My husband, 82, had a stroke 41/2 years ago, which left him with all his buttons but with a weak left hand and left leg. I was diagnosed with relapse-remitting MS in 1993. Life was fairly normal but has segued in the last three or four years into something neurologists call chronic progressive MS. We're both on canes, and I, now 71, have begun to use a walker as the day goes on.
We got rid of our golf clubs. We go out less, because it's too much trouble, especially at night. I stumble; after one fall, I had 13 staples in the back of my head. Fear of falling is always with me. Life is diminished.
We watch too much television. I've belonged to a wonderful book club for 26 years. We both read a lot. If I go to the movies, it's best if two friends go with me. You bet I'm timid. I realize that we'll never travel again.
One thinks of the seven stages of life in Shakespeare's "As You Like It," as we start on all fours, then walk, or, I dimly remember, run. Then, as we age, many deteriorate to "three legs," with a cane. I suppose we're in the sixth stage, the one with "shrunk shank." MS has diminished me faster. Shakespeare never mentioned walkers, my new companion.
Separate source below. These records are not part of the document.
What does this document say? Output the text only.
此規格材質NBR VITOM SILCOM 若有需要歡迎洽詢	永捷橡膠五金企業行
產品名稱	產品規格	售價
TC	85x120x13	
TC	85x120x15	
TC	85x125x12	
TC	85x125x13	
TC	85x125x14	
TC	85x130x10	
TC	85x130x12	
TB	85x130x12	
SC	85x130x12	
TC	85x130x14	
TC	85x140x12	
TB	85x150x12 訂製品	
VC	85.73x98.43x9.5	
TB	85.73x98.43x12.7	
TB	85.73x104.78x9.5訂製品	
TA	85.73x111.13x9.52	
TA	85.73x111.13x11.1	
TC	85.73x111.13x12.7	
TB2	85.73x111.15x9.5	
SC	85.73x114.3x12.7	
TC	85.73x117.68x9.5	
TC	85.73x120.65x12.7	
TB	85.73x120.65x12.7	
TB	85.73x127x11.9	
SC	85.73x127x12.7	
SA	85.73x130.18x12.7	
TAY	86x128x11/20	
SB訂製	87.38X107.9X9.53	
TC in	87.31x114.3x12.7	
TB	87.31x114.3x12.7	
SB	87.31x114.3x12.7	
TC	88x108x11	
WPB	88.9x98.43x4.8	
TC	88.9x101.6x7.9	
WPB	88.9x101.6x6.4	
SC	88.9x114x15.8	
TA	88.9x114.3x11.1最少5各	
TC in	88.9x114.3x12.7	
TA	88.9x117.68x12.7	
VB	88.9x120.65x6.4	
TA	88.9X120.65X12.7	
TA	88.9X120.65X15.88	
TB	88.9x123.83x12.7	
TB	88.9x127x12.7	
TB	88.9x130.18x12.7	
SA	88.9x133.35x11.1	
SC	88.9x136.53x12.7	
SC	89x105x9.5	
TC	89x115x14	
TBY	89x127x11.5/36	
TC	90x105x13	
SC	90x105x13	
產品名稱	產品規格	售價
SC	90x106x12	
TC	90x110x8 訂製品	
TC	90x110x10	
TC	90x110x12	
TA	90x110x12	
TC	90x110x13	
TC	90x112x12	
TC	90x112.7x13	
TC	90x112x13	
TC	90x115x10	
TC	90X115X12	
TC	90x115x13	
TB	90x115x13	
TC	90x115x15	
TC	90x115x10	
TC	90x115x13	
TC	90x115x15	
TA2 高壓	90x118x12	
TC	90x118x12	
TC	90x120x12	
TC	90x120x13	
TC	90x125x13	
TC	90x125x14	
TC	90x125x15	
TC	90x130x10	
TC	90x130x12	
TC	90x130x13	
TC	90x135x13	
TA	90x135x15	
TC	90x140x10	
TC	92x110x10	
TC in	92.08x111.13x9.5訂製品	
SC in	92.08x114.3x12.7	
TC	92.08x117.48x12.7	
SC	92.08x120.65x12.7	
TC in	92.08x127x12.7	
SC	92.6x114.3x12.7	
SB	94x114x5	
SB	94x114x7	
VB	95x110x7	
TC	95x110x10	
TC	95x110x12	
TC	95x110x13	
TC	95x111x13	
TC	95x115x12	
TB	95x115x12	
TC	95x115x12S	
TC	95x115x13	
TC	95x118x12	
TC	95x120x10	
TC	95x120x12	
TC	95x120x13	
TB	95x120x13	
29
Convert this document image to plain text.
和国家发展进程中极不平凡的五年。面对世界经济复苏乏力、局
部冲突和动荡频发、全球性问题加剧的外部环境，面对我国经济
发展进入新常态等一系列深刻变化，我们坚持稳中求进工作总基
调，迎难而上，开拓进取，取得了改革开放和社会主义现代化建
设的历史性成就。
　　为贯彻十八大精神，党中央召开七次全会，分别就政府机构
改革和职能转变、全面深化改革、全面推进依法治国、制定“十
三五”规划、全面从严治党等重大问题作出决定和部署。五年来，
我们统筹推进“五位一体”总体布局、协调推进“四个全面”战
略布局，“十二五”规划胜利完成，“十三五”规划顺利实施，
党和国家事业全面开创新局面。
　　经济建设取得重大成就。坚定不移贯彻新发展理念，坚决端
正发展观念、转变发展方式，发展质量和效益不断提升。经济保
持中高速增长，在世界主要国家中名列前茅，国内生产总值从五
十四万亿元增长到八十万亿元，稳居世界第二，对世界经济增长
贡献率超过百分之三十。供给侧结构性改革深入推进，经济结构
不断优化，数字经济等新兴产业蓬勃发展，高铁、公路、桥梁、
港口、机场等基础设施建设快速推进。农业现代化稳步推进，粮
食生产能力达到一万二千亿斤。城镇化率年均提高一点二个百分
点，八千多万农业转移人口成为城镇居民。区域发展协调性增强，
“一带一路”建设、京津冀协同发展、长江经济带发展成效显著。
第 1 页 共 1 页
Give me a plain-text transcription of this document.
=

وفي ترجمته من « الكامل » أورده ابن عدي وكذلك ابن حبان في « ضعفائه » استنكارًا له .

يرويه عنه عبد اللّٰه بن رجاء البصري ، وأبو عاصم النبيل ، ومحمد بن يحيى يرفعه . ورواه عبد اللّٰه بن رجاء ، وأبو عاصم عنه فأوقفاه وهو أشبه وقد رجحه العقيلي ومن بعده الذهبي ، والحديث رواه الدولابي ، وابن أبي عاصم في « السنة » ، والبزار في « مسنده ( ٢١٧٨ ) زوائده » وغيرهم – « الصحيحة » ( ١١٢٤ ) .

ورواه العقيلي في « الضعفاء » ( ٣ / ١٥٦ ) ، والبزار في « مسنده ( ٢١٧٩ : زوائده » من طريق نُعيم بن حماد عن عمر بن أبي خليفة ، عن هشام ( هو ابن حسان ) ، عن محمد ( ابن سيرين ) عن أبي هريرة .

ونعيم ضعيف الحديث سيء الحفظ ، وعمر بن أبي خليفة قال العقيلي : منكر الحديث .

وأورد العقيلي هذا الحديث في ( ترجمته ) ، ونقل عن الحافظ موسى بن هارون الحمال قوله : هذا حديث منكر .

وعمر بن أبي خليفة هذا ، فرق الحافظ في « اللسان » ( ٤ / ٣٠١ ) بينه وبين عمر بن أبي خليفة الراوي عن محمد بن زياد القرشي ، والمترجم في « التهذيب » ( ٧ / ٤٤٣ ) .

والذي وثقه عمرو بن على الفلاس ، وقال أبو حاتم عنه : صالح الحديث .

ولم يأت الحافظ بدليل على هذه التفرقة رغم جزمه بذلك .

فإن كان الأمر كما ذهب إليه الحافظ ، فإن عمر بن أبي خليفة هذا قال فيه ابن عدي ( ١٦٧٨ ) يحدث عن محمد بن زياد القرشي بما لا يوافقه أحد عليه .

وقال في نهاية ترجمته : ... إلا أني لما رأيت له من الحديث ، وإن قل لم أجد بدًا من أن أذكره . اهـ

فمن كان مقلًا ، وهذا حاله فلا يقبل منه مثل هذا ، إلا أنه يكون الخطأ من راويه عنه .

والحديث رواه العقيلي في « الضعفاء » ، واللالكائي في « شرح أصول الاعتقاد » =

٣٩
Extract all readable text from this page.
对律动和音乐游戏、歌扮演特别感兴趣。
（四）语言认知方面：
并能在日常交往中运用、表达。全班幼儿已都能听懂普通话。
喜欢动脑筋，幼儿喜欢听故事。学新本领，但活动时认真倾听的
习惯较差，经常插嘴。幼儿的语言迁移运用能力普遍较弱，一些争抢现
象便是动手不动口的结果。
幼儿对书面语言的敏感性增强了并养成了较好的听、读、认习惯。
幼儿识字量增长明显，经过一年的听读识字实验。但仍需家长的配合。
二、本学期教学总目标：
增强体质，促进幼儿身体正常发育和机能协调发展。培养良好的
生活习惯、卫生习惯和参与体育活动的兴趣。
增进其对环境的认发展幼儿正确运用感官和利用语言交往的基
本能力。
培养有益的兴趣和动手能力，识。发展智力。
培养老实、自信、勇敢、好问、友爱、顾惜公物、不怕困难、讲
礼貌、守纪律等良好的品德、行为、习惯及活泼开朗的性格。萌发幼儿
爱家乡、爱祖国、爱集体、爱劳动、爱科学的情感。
The medicine I take, which I'm afraid not to take, costs $8,000 a year out of pocket, so I'm diminishing in other ways too. If I wasn't on Medicare, it would cost nearly $30,000. I went to a fine physical therapy place for about a year and a half. I quit, but I do the exercises they taught me, every day. (Honest.) MS impedes one's moving; therapy stimulates movement. I don't know whether my exercise helps or not, but it makes me feel a little more limber. I lift weights too, just to keep what's left strong.
We're beginning to clean things out as we prepare for our departure. A few days ago, my husband, a retired head and neck surgeon, had someone clean out our storage room in the basement. The records of his 40-year career went out the door. Slides and photographs of throats, noses, ears, vocal cords and mouths: all gone. Today, our bookshelves were rearranged and more stuff sent to the shredder. So many photographs and mementos have been removed by our realtor's assistants. The idea is for prospective buyers to imagine themselves here.
One positive aspect of this move is that we'll be less dependent on our children. My stepsons live in California and New York state, but my son and daughter-in law and daughter live here, and I call on them for toting and other errands at least once a week, which I think is too much. Because of my poor balance, I no longer feel safe going to the store by myself. My son prunes and weeds what's left of my last garden. My daughter takes 80 books a week to a nearby used book center. I feel guilty about imposing on them.
In this country, slightly more than the 5 percent of the population who are 65 and over are on assisted living or in nursing homes. The level of care depends on the amount of care that is necessary.
No matter what you call it, going to the home is the end of the road.